Level 3 Network Outage
On August 30th 2020, CenturyLink, one of the largest telecommunications operators in the United States, suffered an outage in its Level 3 network due to Border Gateway Protocol (BGP) routing errors. The problem caused a chain reaction that paralyzed many services, including Twitter, Xbox Live, Garmin, Steam, Discord and Blizzard. According to statistics from Cloudflare, a US CDN provider, the problem ultimately caused a 3.5% drop in global web traffic.
CenturyLink stated that the reason for the outage was a problematic Flowspec announcement issued by the Mississauga data center. This announcement prevented BGP from establishing connections across the entire CenturyLink/Level 3 network. Flowspec is an extension of the BGP protocol that allows operators to quickly distribute firewall rules throughout their networks. It is often used to respond to security incidents, such as BGP hijacking or DDoS attacks, as they can perform updates across entire networks and mitigate attacks within seconds. However, an abnormal Flowspec announcement can cause BGP routing to fail, as it did in this recent case.

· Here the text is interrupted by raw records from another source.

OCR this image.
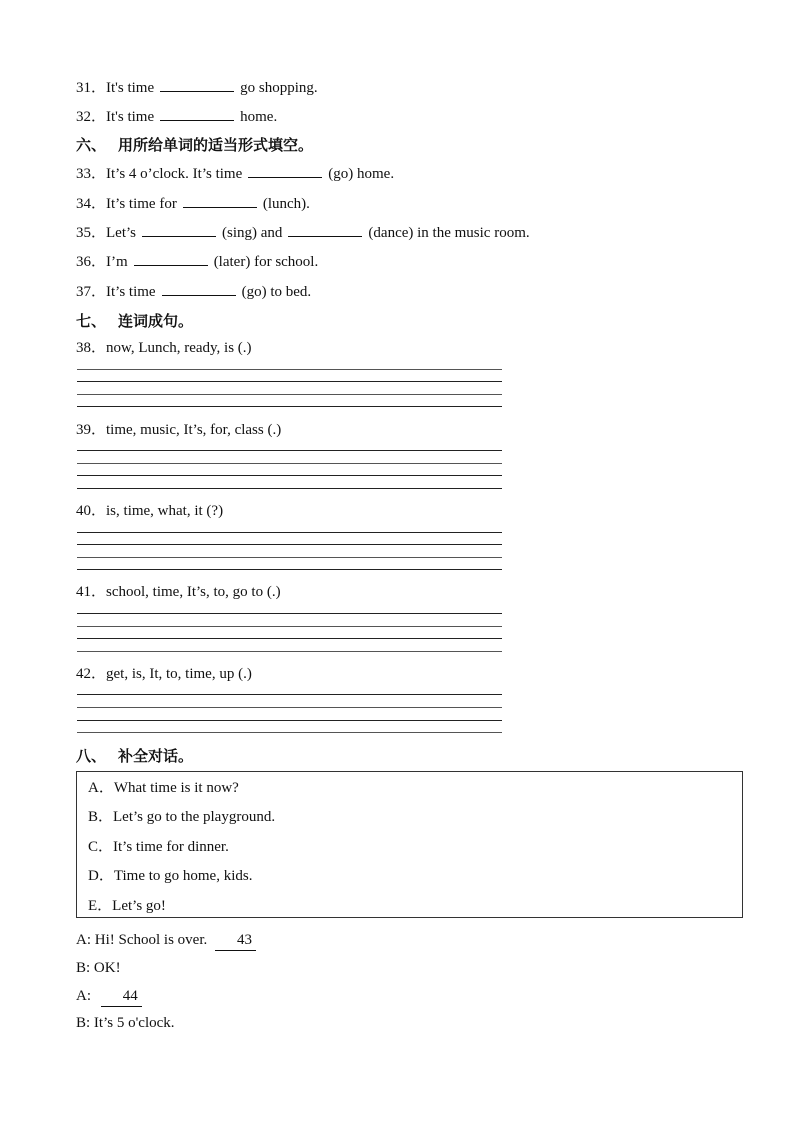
31．It's time	go shopping.
32．It's time	home.
六、 用所给单词的适当形式填空。
33．It’s 4 o’clock. It’s time	(go) home.
34．It’s time for	(lunch).
35．Let’s	(sing) and	(dance) in the music room.
36．I’m	(later) for school.
37．It’s time	(go) to bed.
七、 连词成句。
38．now, Lunch, ready, is (.)
39．time, music, It’s, for, class (.)
40．is, time, what, it (?)
41．school, time, It’s, to, go to (.)
42．get, is, It, to, time, up (.)
八、 补全对话。
A．What time is it now?
B．Let’s go to the playground.
C．It’s time for dinner.
D．Time to go home, kids.
E．Let’s go!
A: Hi! School is over. 43
B: OK!
A: 44
B: It’s 5 o'clock.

CenturyLink manages the world’s largest and most complex autonomous system (or AS). An AS refers to the entirety of all IP networks and routers under the jurisdiction of one or more entities. Together the world’s autonomous systems coordinate to manage the global internet’s routing strategy, and CenturyLink manages a huge number of routing tables as part of that strategy. Consequently, the problematic Flowspec announcement within their network resulted in widespread global network outages.
Due to the nature of the BGP protocol, it often takes several hours or more to gradually recover after the failure has spread. In this case, it took about 7 hours for CenturyLink to resume service. Network failures of this type are difficult to eliminate completely, and they are unpredictable.
Agora immediately detected the network abnormality in North America on Aug 30, and adopted automatic systematic responses such as automatic line switching and automatic disabling of impacted data centers to minimize potential impact to users of our customers, except for those who are only accessing the Internet through Level 3.
How Did We Do It?
The Agora SD-RTN™ has been designed to shield our services from network failures of this type. As part of our network design, a real-time dynamic allocation strategy is built into the Agora SDK. Once a network failure is detected, the user’s connection is allocated to available nodes and the user’s normal network experience is restored within seconds.
In addition to the real-time dynamic allocation strategy, Agora has implemented other strategies to defend against network failures, including multiple transmission and dynamic transmission strategies. When users access our SD-RTN™ virtual network, we automatically generate a transmission strategy for the entire network. Using this Level 3 network failure as an example, if there is traffic in the Agora SD-RTN™ network that passes through Level 3 nodes, our service automatically senses the faulty line, dynamically updates the transmission strategy, and automatically selects the optimal transmission link. The faulty route is seamlessly avoided.
With these strategies Agora can guarantee that most of our customers’ services will be available, even when the Level 3 network is temporarily unavailable.
At Agora, we understand that reliability is important to our customers, and that no technology can be 100% reliable. We are committed to continuing our investment in technology, people, and processes to provide our customers with the best possible service.